Okay, great. Helpful. Then kind of in the nitty-gritty, you mentioned that MolDX wanted some different data for Oncoguard. Can you give us more flavor on what that means for timelines, and is there anything for MolDX to take away in terms of what they may be looking for concerning some of the other pipeline items or any changes to your approaches because of the additional requests they are looking for?

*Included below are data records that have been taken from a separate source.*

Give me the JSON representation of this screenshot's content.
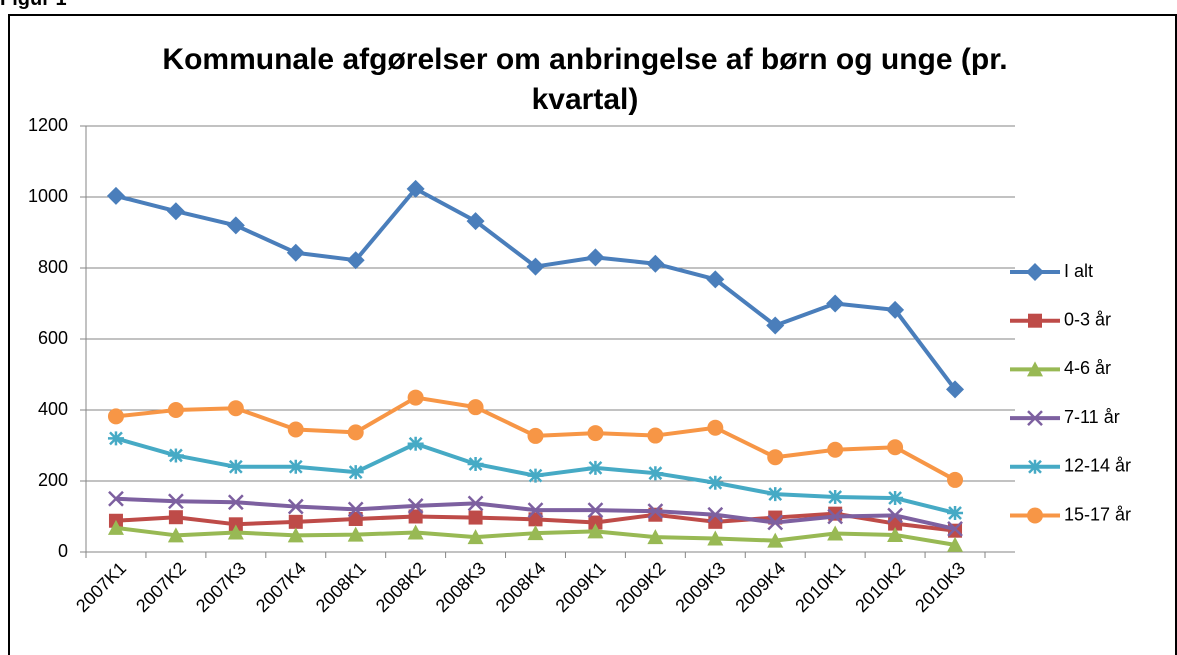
{
  "figure_label": "Figur 1",
  "chart_data": {
    "type": "line",
    "title": "Kommunale afgørelser om anbringelse af børn og unge (pr. kvartal)",
    "categories": [
      "2007K1",
      "2007K2",
      "2007K3",
      "2007K4",
      "2008K1",
      "2008K2",
      "2008K3",
      "2008K4",
      "2009K1",
      "2009K2",
      "2009K3",
      "2009K4",
      "2010K1",
      "2010K2",
      "2010K3"
    ],
    "series": [
      {
        "name": "I alt",
        "color": "#4a7ebb",
        "marker": "diamond",
        "values": [
          1003,
          960,
          920,
          843,
          822,
          1023,
          932,
          804,
          830,
          812,
          768,
          638,
          700,
          682,
          458
        ]
      },
      {
        "name": "0-3 år",
        "color": "#be4b48",
        "marker": "square",
        "values": [
          88,
          98,
          78,
          85,
          93,
          100,
          97,
          92,
          83,
          105,
          85,
          97,
          108,
          80,
          60
        ]
      },
      {
        "name": "4-6 år",
        "color": "#98b954",
        "marker": "triangle",
        "values": [
          68,
          47,
          55,
          47,
          49,
          55,
          42,
          53,
          58,
          42,
          38,
          32,
          52,
          48,
          20
        ]
      },
      {
        "name": "7-11 år",
        "color": "#7d60a0",
        "marker": "x",
        "values": [
          150,
          143,
          140,
          128,
          120,
          130,
          137,
          118,
          118,
          115,
          105,
          83,
          100,
          103,
          65
        ]
      },
      {
        "name": "12-14 år",
        "color": "#46aac5",
        "marker": "star",
        "values": [
          320,
          272,
          240,
          240,
          225,
          305,
          248,
          215,
          237,
          222,
          195,
          163,
          155,
          152,
          110
        ]
      },
      {
        "name": "15-17 år",
        "color": "#f79646",
        "marker": "circle",
        "values": [
          382,
          400,
          405,
          345,
          337,
          435,
          408,
          327,
          335,
          328,
          350,
          267,
          288,
          295,
          203
        ]
      }
    ],
    "ylim": [
      0,
      1200
    ],
    "yticks": [
      0,
      200,
      400,
      600,
      800,
      1000,
      1200
    ],
    "grid": true,
    "legend": "right"
  }
}
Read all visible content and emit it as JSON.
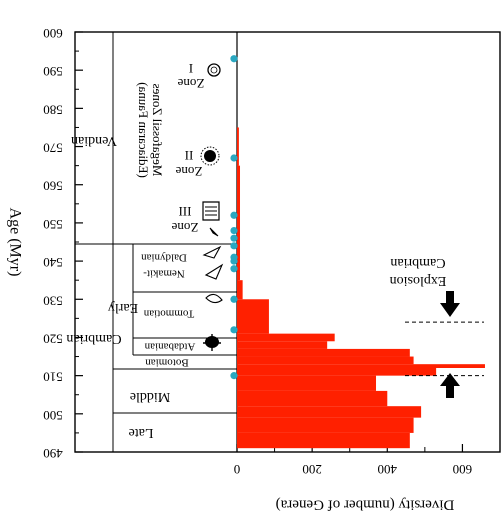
{
  "chart_data": {
    "type": "bar",
    "orientation": "horizontal",
    "mirrored": true,
    "ylabel": "Age (Myr)",
    "xlabel": "Diversity (number of Genera)",
    "ylim": [
      490,
      600
    ],
    "xlim": [
      0,
      700
    ],
    "yticks": [
      "490",
      "500",
      "510",
      "520",
      "530",
      "540",
      "550",
      "560",
      "570",
      "580",
      "590",
      "600"
    ],
    "xticks": [
      "0",
      "200",
      "400",
      "600"
    ],
    "bar_color": "#ff2000",
    "marker_color": "#2aa7c0",
    "bars": [
      {
        "y0": 491,
        "y1": 495,
        "value": 460
      },
      {
        "y0": 495,
        "y1": 499,
        "value": 470
      },
      {
        "y0": 499,
        "y1": 502,
        "value": 490
      },
      {
        "y0": 502,
        "y1": 506,
        "value": 400
      },
      {
        "y0": 506,
        "y1": 510,
        "value": 370
      },
      {
        "y0": 510,
        "y1": 512,
        "value": 530
      },
      {
        "y0": 512,
        "y1": 513,
        "value": 660
      },
      {
        "y0": 513,
        "y1": 515,
        "value": 470
      },
      {
        "y0": 515,
        "y1": 517,
        "value": 460
      },
      {
        "y0": 517,
        "y1": 519,
        "value": 240
      },
      {
        "y0": 519,
        "y1": 521,
        "value": 260
      },
      {
        "y0": 521,
        "y1": 530,
        "value": 85
      },
      {
        "y0": 530,
        "y1": 535,
        "value": 15
      },
      {
        "y0": 535,
        "y1": 565,
        "value": 8
      },
      {
        "y0": 565,
        "y1": 575,
        "value": 5
      }
    ],
    "markers_age": [
      510,
      522,
      530,
      538,
      540,
      541,
      544,
      546,
      548,
      552,
      567,
      593
    ],
    "periods": [
      {
        "name": "Cambrian",
        "y0": 490,
        "y1": 543
      },
      {
        "name": "Vendian",
        "y0": 543,
        "y1": 600
      }
    ],
    "epochs": [
      {
        "name": "Late",
        "y0": 490,
        "y1": 501
      },
      {
        "name": "Middle",
        "y0": 501,
        "y1": 510
      },
      {
        "name": "Early",
        "y0": 510,
        "y1": 543
      }
    ],
    "stages": [
      {
        "name": "Botomian",
        "y0": 510,
        "y1": 514
      },
      {
        "name": "Atdabanian",
        "y0": 514,
        "y1": 518
      },
      {
        "name": "Tommotian",
        "y0": 518,
        "y1": 530
      },
      {
        "name": "Nemakit-",
        "y0": 530,
        "y1": 543
      },
      {
        "name": "Daldynian",
        "y0": 530,
        "y1": 543
      }
    ],
    "zones": {
      "heading": "Megafossil Zones",
      "subheading": "(Ediacaran Fauna)",
      "items": [
        {
          "label": "Zone",
          "numeral": "I",
          "age": 593
        },
        {
          "label": "Zone",
          "numeral": "II",
          "age": 568
        },
        {
          "label": "Zone",
          "numeral": "III",
          "age": 552
        }
      ]
    },
    "annotation": {
      "line1": "Cambrian",
      "line2": "Explosion",
      "line_ages": [
        510,
        524
      ]
    }
  }
}
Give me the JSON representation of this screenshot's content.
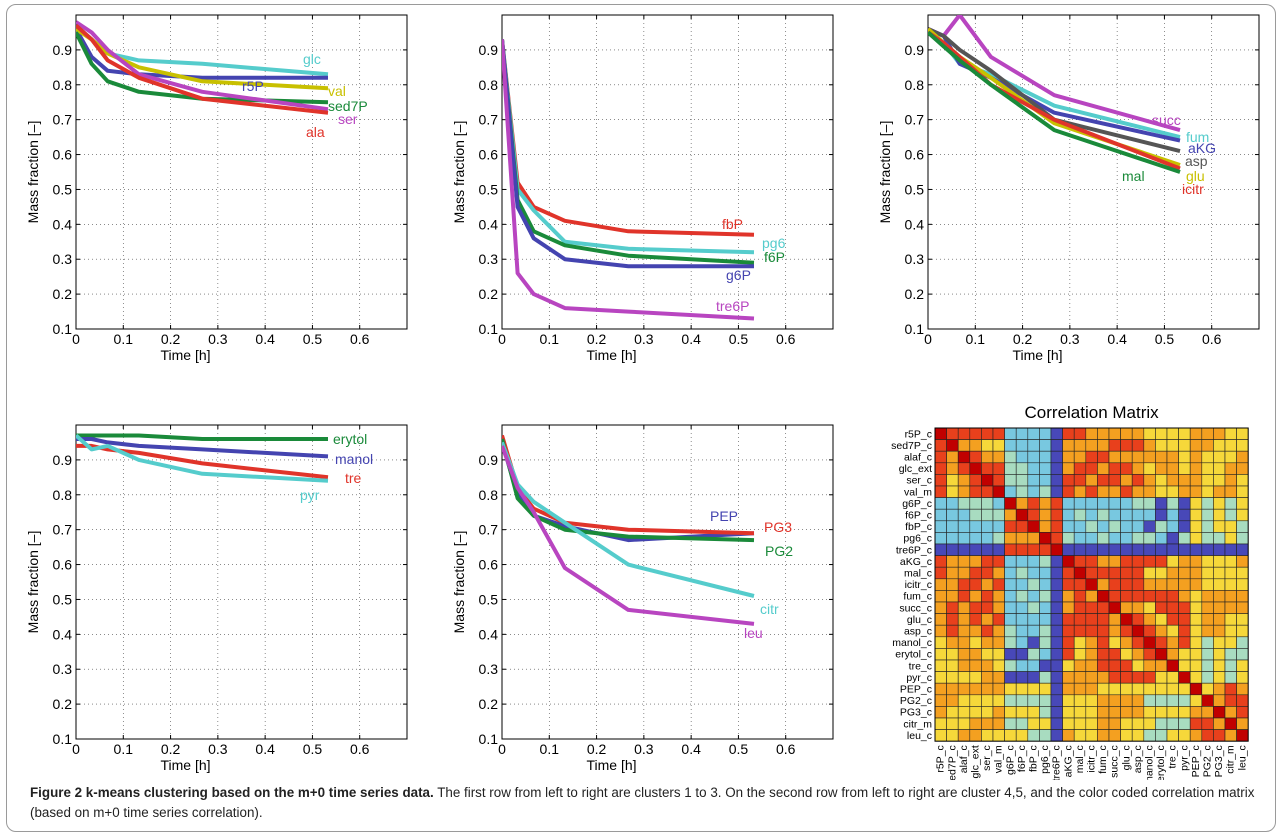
{
  "colors": {
    "red": "#e0342a",
    "blue": "#4444b0",
    "green": "#1a8a3a",
    "cyan": "#55cccc",
    "magenta": "#b845c0",
    "olive": "#c8c000",
    "gray": "#555555"
  },
  "common": {
    "ylabel": "Mass fraction [–]",
    "xlabel": "Time [h]"
  },
  "caption": {
    "bold": "Figure 2 k-means clustering based on the m+0 time series data.",
    "text": " The first row from left to right are clusters 1 to 3. On the second row from left to right are cluster 4,5, and the color coded correlation matrix (based on m+0 time series correlation)."
  },
  "chart_data": [
    {
      "type": "line",
      "name": "cluster-1",
      "xlim": [
        0,
        0.7
      ],
      "ylim": [
        0.1,
        1.0
      ],
      "xticks": [
        "0",
        "0.1",
        "0.2",
        "0.3",
        "0.4",
        "0.5",
        "0.6"
      ],
      "yticks": [
        "0.1",
        "0.2",
        "0.3",
        "0.4",
        "0.5",
        "0.6",
        "0.7",
        "0.8",
        "0.9"
      ],
      "xlabel": "Time [h]",
      "ylabel": "Mass fraction [–]",
      "grid": true,
      "series": [
        {
          "name": "glc",
          "color": "cyan",
          "x": [
            0,
            0.033,
            0.067,
            0.133,
            0.267,
            0.533
          ],
          "y": [
            0.97,
            0.93,
            0.89,
            0.87,
            0.86,
            0.83
          ]
        },
        {
          "name": "r5P",
          "color": "blue",
          "x": [
            0,
            0.033,
            0.067,
            0.133,
            0.267,
            0.533
          ],
          "y": [
            0.96,
            0.88,
            0.84,
            0.83,
            0.82,
            0.82
          ]
        },
        {
          "name": "val",
          "color": "olive",
          "x": [
            0,
            0.033,
            0.067,
            0.133,
            0.267,
            0.533
          ],
          "y": [
            0.96,
            0.93,
            0.89,
            0.85,
            0.81,
            0.79
          ]
        },
        {
          "name": "sed7P",
          "color": "green",
          "x": [
            0,
            0.033,
            0.067,
            0.133,
            0.267,
            0.533
          ],
          "y": [
            0.95,
            0.86,
            0.81,
            0.78,
            0.76,
            0.75
          ]
        },
        {
          "name": "ser",
          "color": "magenta",
          "x": [
            0,
            0.033,
            0.067,
            0.133,
            0.267,
            0.533
          ],
          "y": [
            0.98,
            0.95,
            0.9,
            0.83,
            0.78,
            0.73
          ]
        },
        {
          "name": "ala",
          "color": "red",
          "x": [
            0,
            0.033,
            0.067,
            0.133,
            0.267,
            0.533
          ],
          "y": [
            0.97,
            0.93,
            0.87,
            0.82,
            0.76,
            0.72
          ]
        }
      ]
    },
    {
      "type": "line",
      "name": "cluster-2",
      "xlim": [
        0,
        0.7
      ],
      "ylim": [
        0.1,
        1.0
      ],
      "xticks": [
        "0",
        "0.1",
        "0.2",
        "0.3",
        "0.4",
        "0.5",
        "0.6"
      ],
      "yticks": [
        "0.1",
        "0.2",
        "0.3",
        "0.4",
        "0.5",
        "0.6",
        "0.7",
        "0.8",
        "0.9"
      ],
      "xlabel": "Time [h]",
      "ylabel": "Mass fraction [–]",
      "grid": true,
      "series": [
        {
          "name": "fbP",
          "color": "red",
          "x": [
            0,
            0.033,
            0.067,
            0.133,
            0.267,
            0.533
          ],
          "y": [
            0.93,
            0.52,
            0.45,
            0.41,
            0.38,
            0.37
          ]
        },
        {
          "name": "pg6",
          "color": "cyan",
          "x": [
            0,
            0.033,
            0.067,
            0.133,
            0.267,
            0.533
          ],
          "y": [
            0.93,
            0.5,
            0.44,
            0.35,
            0.33,
            0.32
          ]
        },
        {
          "name": "f6P",
          "color": "green",
          "x": [
            0,
            0.033,
            0.067,
            0.133,
            0.267,
            0.533
          ],
          "y": [
            0.93,
            0.47,
            0.38,
            0.34,
            0.31,
            0.29
          ]
        },
        {
          "name": "g6P",
          "color": "blue",
          "x": [
            0,
            0.033,
            0.067,
            0.133,
            0.267,
            0.533
          ],
          "y": [
            0.93,
            0.45,
            0.36,
            0.3,
            0.28,
            0.28
          ]
        },
        {
          "name": "tre6P",
          "color": "magenta",
          "x": [
            0,
            0.033,
            0.067,
            0.133,
            0.267,
            0.533
          ],
          "y": [
            0.93,
            0.26,
            0.2,
            0.16,
            0.15,
            0.13
          ]
        }
      ]
    },
    {
      "type": "line",
      "name": "cluster-3",
      "xlim": [
        0,
        0.7
      ],
      "ylim": [
        0.1,
        1.0
      ],
      "xticks": [
        "0",
        "0.1",
        "0.2",
        "0.3",
        "0.4",
        "0.5",
        "0.6"
      ],
      "yticks": [
        "0.1",
        "0.2",
        "0.3",
        "0.4",
        "0.5",
        "0.6",
        "0.7",
        "0.8",
        "0.9"
      ],
      "xlabel": "Time [h]",
      "ylabel": "Mass fraction [–]",
      "grid": true,
      "series": [
        {
          "name": "succ",
          "color": "magenta",
          "x": [
            0,
            0.033,
            0.067,
            0.133,
            0.267,
            0.533
          ],
          "y": [
            0.96,
            0.94,
            1.0,
            0.88,
            0.77,
            0.67
          ]
        },
        {
          "name": "fum",
          "color": "cyan",
          "x": [
            0,
            0.033,
            0.067,
            0.133,
            0.267,
            0.533
          ],
          "y": [
            0.95,
            0.92,
            0.86,
            0.83,
            0.74,
            0.65
          ]
        },
        {
          "name": "aKG",
          "color": "blue",
          "x": [
            0,
            0.033,
            0.067,
            0.133,
            0.267,
            0.533
          ],
          "y": [
            0.96,
            0.94,
            0.86,
            0.82,
            0.72,
            0.64
          ]
        },
        {
          "name": "asp",
          "color": "gray",
          "x": [
            0,
            0.033,
            0.067,
            0.133,
            0.267,
            0.533
          ],
          "y": [
            0.96,
            0.94,
            0.9,
            0.84,
            0.7,
            0.61
          ]
        },
        {
          "name": "glu",
          "color": "olive",
          "x": [
            0,
            0.033,
            0.067,
            0.133,
            0.267,
            0.533
          ],
          "y": [
            0.96,
            0.92,
            0.88,
            0.82,
            0.69,
            0.57
          ]
        },
        {
          "name": "icitr",
          "color": "red",
          "x": [
            0,
            0.033,
            0.067,
            0.133,
            0.267,
            0.533
          ],
          "y": [
            0.95,
            0.92,
            0.88,
            0.8,
            0.7,
            0.56
          ]
        },
        {
          "name": "mal",
          "color": "green",
          "x": [
            0,
            0.033,
            0.067,
            0.133,
            0.267,
            0.533
          ],
          "y": [
            0.95,
            0.91,
            0.87,
            0.8,
            0.67,
            0.55
          ]
        }
      ]
    },
    {
      "type": "line",
      "name": "cluster-4",
      "xlim": [
        0,
        0.7
      ],
      "ylim": [
        0.1,
        1.0
      ],
      "xticks": [
        "0",
        "0.1",
        "0.2",
        "0.3",
        "0.4",
        "0.5",
        "0.6"
      ],
      "yticks": [
        "0.1",
        "0.2",
        "0.3",
        "0.4",
        "0.5",
        "0.6",
        "0.7",
        "0.8",
        "0.9"
      ],
      "xlabel": "Time [h]",
      "ylabel": "Mass fraction [–]",
      "grid": true,
      "series": [
        {
          "name": "erytol",
          "color": "green",
          "x": [
            0,
            0.033,
            0.067,
            0.133,
            0.267,
            0.533
          ],
          "y": [
            0.97,
            0.97,
            0.97,
            0.97,
            0.96,
            0.96
          ]
        },
        {
          "name": "manol",
          "color": "blue",
          "x": [
            0,
            0.033,
            0.067,
            0.133,
            0.267,
            0.533
          ],
          "y": [
            0.96,
            0.96,
            0.95,
            0.94,
            0.93,
            0.91
          ]
        },
        {
          "name": "tre",
          "color": "red",
          "x": [
            0,
            0.033,
            0.067,
            0.133,
            0.267,
            0.533
          ],
          "y": [
            0.94,
            0.94,
            0.93,
            0.92,
            0.89,
            0.85
          ]
        },
        {
          "name": "pyr",
          "color": "cyan",
          "x": [
            0,
            0.033,
            0.067,
            0.133,
            0.267,
            0.533
          ],
          "y": [
            0.97,
            0.93,
            0.94,
            0.9,
            0.86,
            0.84
          ]
        }
      ]
    },
    {
      "type": "line",
      "name": "cluster-5",
      "xlim": [
        0,
        0.7
      ],
      "ylim": [
        0.1,
        1.0
      ],
      "xticks": [
        "0",
        "0.1",
        "0.2",
        "0.3",
        "0.4",
        "0.5",
        "0.6"
      ],
      "yticks": [
        "0.1",
        "0.2",
        "0.3",
        "0.4",
        "0.5",
        "0.6",
        "0.7",
        "0.8",
        "0.9"
      ],
      "xlabel": "Time [h]",
      "ylabel": "Mass fraction [–]",
      "grid": true,
      "series": [
        {
          "name": "PEP",
          "color": "blue",
          "x": [
            0,
            0.033,
            0.067,
            0.133,
            0.267,
            0.533
          ],
          "y": [
            0.95,
            0.8,
            0.74,
            0.71,
            0.67,
            0.69
          ]
        },
        {
          "name": "PG3",
          "color": "red",
          "x": [
            0,
            0.033,
            0.067,
            0.133,
            0.267,
            0.533
          ],
          "y": [
            0.97,
            0.82,
            0.76,
            0.72,
            0.7,
            0.69
          ]
        },
        {
          "name": "PG2",
          "color": "green",
          "x": [
            0,
            0.033,
            0.067,
            0.133,
            0.267,
            0.533
          ],
          "y": [
            0.96,
            0.79,
            0.74,
            0.7,
            0.68,
            0.67
          ]
        },
        {
          "name": "citr",
          "color": "cyan",
          "x": [
            0,
            0.033,
            0.067,
            0.133,
            0.267,
            0.533
          ],
          "y": [
            0.95,
            0.83,
            0.78,
            0.72,
            0.6,
            0.51
          ]
        },
        {
          "name": "leu",
          "color": "magenta",
          "x": [
            0,
            0.033,
            0.067,
            0.133,
            0.267,
            0.533
          ],
          "y": [
            0.94,
            0.82,
            0.75,
            0.59,
            0.47,
            0.43
          ]
        }
      ]
    },
    {
      "type": "heatmap",
      "name": "correlation-matrix",
      "title": "Correlation Matrix",
      "labels": [
        "r5P_c",
        "sed7P_c",
        "alaf_c",
        "glc_ext",
        "ser_c",
        "val_m",
        "g6P_c",
        "f6P_c",
        "fbP_c",
        "pg6_c",
        "tre6P_c",
        "aKG_c",
        "mal_c",
        "icitr_c",
        "fum_c",
        "succ_c",
        "glu_c",
        "asp_c",
        "manol_c",
        "erytol_c",
        "tre_c",
        "pyr_c",
        "PEP_c",
        "PG2_c",
        "PG3_c",
        "citr_m",
        "leu_c"
      ],
      "clusters": [
        1,
        1,
        1,
        1,
        1,
        1,
        2,
        2,
        2,
        2,
        2,
        3,
        3,
        3,
        3,
        3,
        3,
        3,
        4,
        4,
        4,
        4,
        5,
        5,
        5,
        5,
        5
      ],
      "palette": {
        "high": "#e8401c",
        "midhigh": "#f4a020",
        "mid": "#f6d83a",
        "midlow": "#a8dcc0",
        "low": "#78c8e0",
        "neg": "#4848b8",
        "diag": "#c00000"
      }
    }
  ]
}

Sure. Let me come back to multi-cancer screening. We are very enthusiastic about our lab-developed test because we can leverage that with over 1,000 people on our commercial team. We will be able to put that on our instance of Epic, making ordering and results availability tremendously easier. That’s a huge advantage we have. Regarding Oncoguard liver, it’s just a different study approach that without getting into all the details that MolDX requested further study. That unfortunately extends the time since we have to start that study and complete it before we submit. The read-through on our other products, MRD already has categories for that well established; liver is just a different case. There won’t be a lab-developed test for multiple cancers because the law doesn’t permit that. So, I don’t think there are implications from liver to any of our other pipeline programs.